What numbers? No, Phoronix do not use "only GPL stuff". In fact those benchmarks were run over a OS which includes propietary and closed source stuffs. For me their test suite is good. Softpedia even call it the best benchmark suite.
Why do you spend all this effort against one fair benchmark suite, whereas (as other poster noted before) you ignore completely biased benchmarks such as sysmark?
The same biased logic regarding your niche argument. It is not true, but moreover, you don't apply it to other stuff. For instance, about less than 5% of gaming PCs has a GPU with 2GB VRAM, less than 1% have 3GB and about 0.5% have 4GB.
The number of users with a GTX Titan card (6GB) is a niche inside a niche (gaming PC). By your own logic no review site would be testing niche cards like the Titan, neither using them in gaming benchmarks. Which is nonsense.
The only people who care about this fact are fanboys. The rest of us just buy what we need and offers the best perf/$.
Agree with you on that ordinary people don't care about brands.

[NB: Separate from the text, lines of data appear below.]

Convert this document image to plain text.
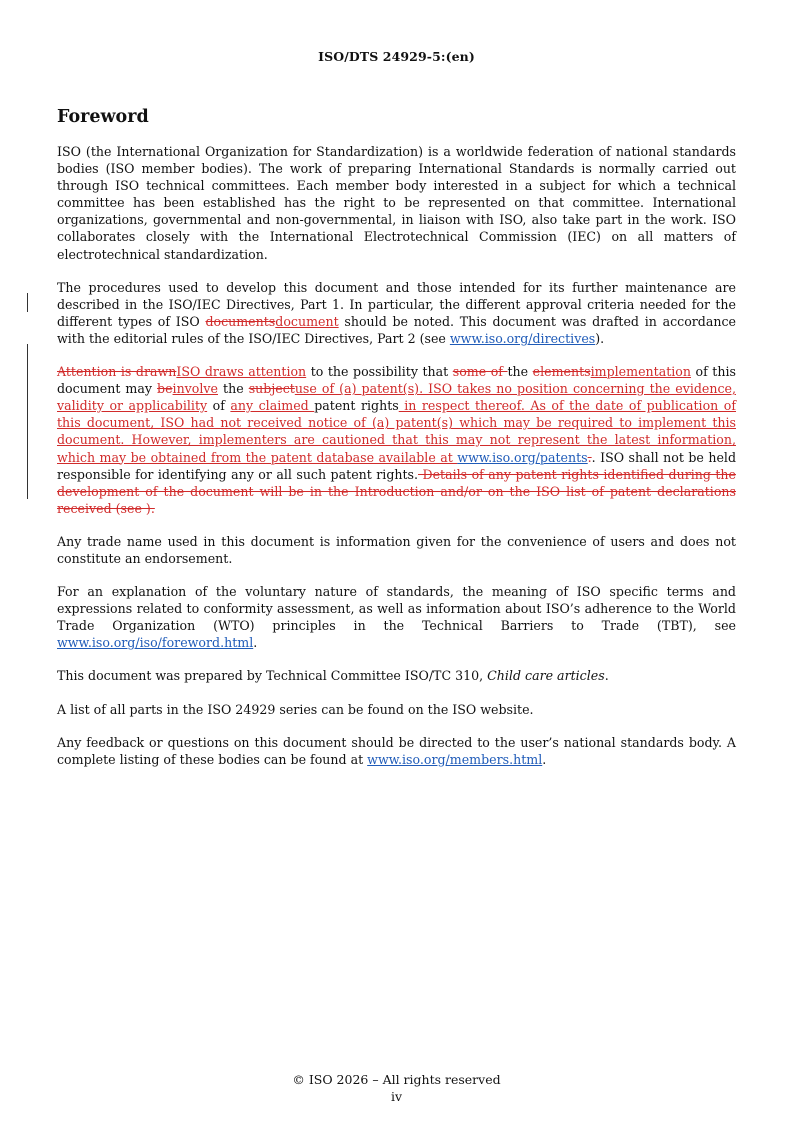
ISO/DTS 24929-5:(en)
Foreword

ISO (the International Organization for Standardization) is a worldwide federation of national standards bodies (ISO member bodies). The work of preparing International Standards is normally carried out through ISO technical committees. Each member body interested in a subject for which a technical committee has been established has the right to be represented on that committee. International organizations, governmental and non-governmental, in liaison with ISO, also take part in the work. ISO collaborates closely with the International Electrotechnical Commission (IEC) on all matters of electrotechnical standardization.

The procedures used to develop this document and those intended for its further maintenance are described in the ISO/IEC Directives, Part 1. In particular, the different approval criteria needed for the different types of ISO documentsdocument should be noted. This document was drafted in accordance with the editorial rules of the ISO/IEC Directives, Part 2 (see www.iso.org/directives).

Attention is drawnISO draws attention to the possibility that some of the elementsimplementation of this document may beinvolve the subjectuse of (a) patent(s). ISO takes no position concerning the evidence, validity or applicability of any claimed patent rights in respect thereof. As of the date of publication of this document, ISO had not received notice of (a) patent(s) which may be required to implement this document. However, implementers are cautioned that this may not represent the latest information, which may be obtained from the patent database available at www.iso.org/patents.. ISO shall not be held responsible for identifying any or all such patent rights. Details of any patent rights identified during the development of the document will be in the Introduction and/or on the ISO list of patent declarations received (see ).

Any trade name used in this document is information given for the convenience of users and does not constitute an endorsement.

For an explanation of the voluntary nature of standards, the meaning of ISO specific terms and expressions related to conformity assessment, as well as information about ISO’s adherence to the World Trade Organization (WTO) principles in the Technical Barriers to Trade (TBT), see www.iso.org/iso/foreword.html.

This document was prepared by Technical Committee ISO/TC 310, Child care articles.

A list of all parts in the ISO 24929 series can be found on the ISO website.

Any feedback or questions on this document should be directed to the user’s national standards body. A complete listing of these bodies can be found at www.iso.org/members.html.

© ISO 2026 – All rights reserved
iv
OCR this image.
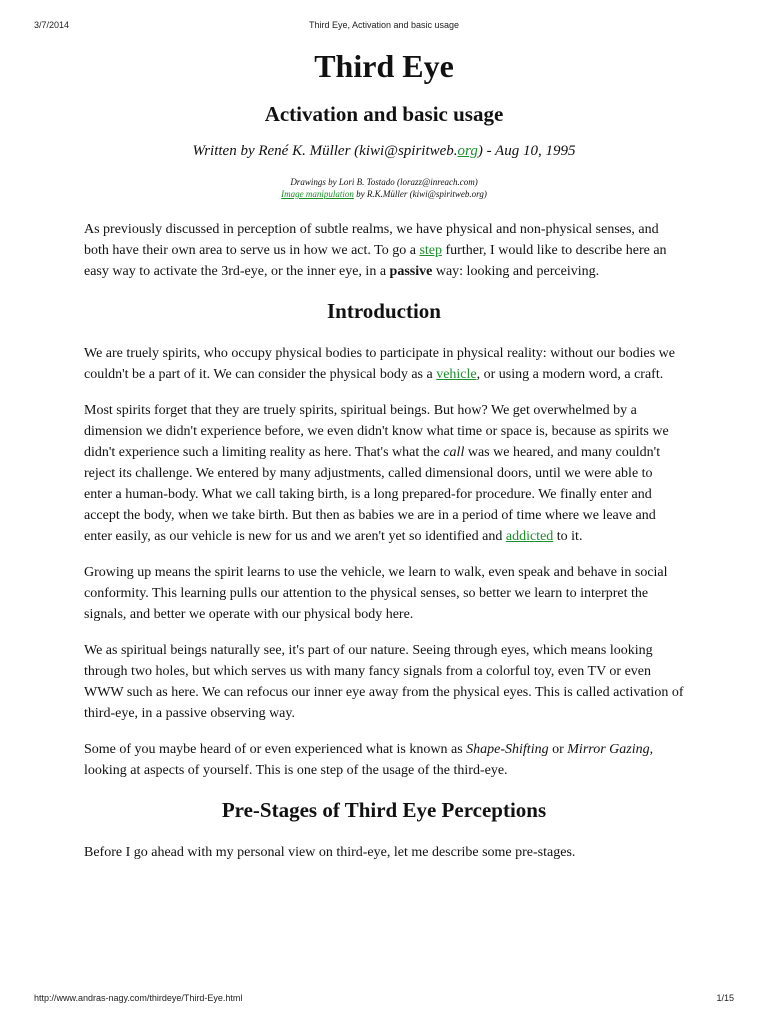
3/7/2014	Third Eye, Activation and basic usage
Third Eye
Activation and basic usage
Written by René K. Müller (kiwi@spiritweb.org) - Aug 10, 1995
Drawings by Lori B. Tostado (lorazz@inreach.com)
Image manipulation by R.K.Müller (kiwi@spiritweb.org)

As previously discussed in perception of subtle realms, we have physical and non-physical senses, and both have their own area to serve us in how we act. To go a step further, I would like to describe here an easy way to activate the 3rd-eye, or the inner eye, in a passive way: looking and perceiving.

Introduction

We are truely spirits, who occupy physical bodies to participate in physical reality: without our bodies we couldn't be a part of it. We can consider the physical body as a vehicle, or using a modern word, a craft.

Most spirits forget that they are truely spirits, spiritual beings. But how? We get overwhelmed by a dimension we didn't experience before, we even didn't know what time or space is, because as spirits we didn't experience such a limiting reality as here. That's what the call was we heared, and many couldn't reject its challenge. We entered by many adjustments, called dimensional doors, until we were able to enter a human-body. What we call taking birth, is a long prepared-for procedure. We finally enter and accept the body, when we take birth. But then as babies we are in a period of time where we leave and enter easily, as our vehicle is new for us and we aren't yet so identified and addicted to it.

Growing up means the spirit learns to use the vehicle, we learn to walk, even speak and behave in social conformity. This learning pulls our attention to the physical senses, so better we learn to interpret the signals, and better we operate with our physical body here.

We as spiritual beings naturally see, it's part of our nature. Seeing through eyes, which means looking through two holes, but which serves us with many fancy signals from a colorful toy, even TV or even WWW such as here. We can refocus our inner eye away from the physical eyes. This is called activation of third-eye, in a passive observing way.

Some of you maybe heard of or even experienced what is known as Shape-Shifting or Mirror Gazing, looking at aspects of yourself. This is one step of the usage of the third-eye.

Pre-Stages of Third Eye Perceptions

Before I go ahead with my personal view on third-eye, let me describe some pre-stages.

http://www.andras-nagy.com/thirdeye/Third-Eye.html	1/15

Regarding fanboys. The other day someone tried to convince me that Intel > AMD because a $600 chip was about a 70% faster than a $140 APU. And in the graphics card forum I hear often people claiming that the Xbox One ($400 console) is **** because they can beat it with two GTX-680 in SLI conf. in a i5-3570k.
Well galego does have a point about Intel Complier.
Agner was barking about this problem for years now.
http://www.agner.org/optimize/blog/read.php?i=49#269
And he made a mathematical librarie so you can compare FX chips to Xeons.
http://www.yeppp.info/home/yeppp-performance-numbers
Yes, his research was basic to demonstrate that Intel cheats both compilers and benchmarks. Agner provides some examples of biased benchmarks that use the Cripple_AMD function.
I always ask the same question and nobody answers it for me in a convincing form: If intel had so good products as some believe, because does it need to cheat benchmarks such as sysmark, cinebench... before confronting to AMD, VIA, or Nvidia?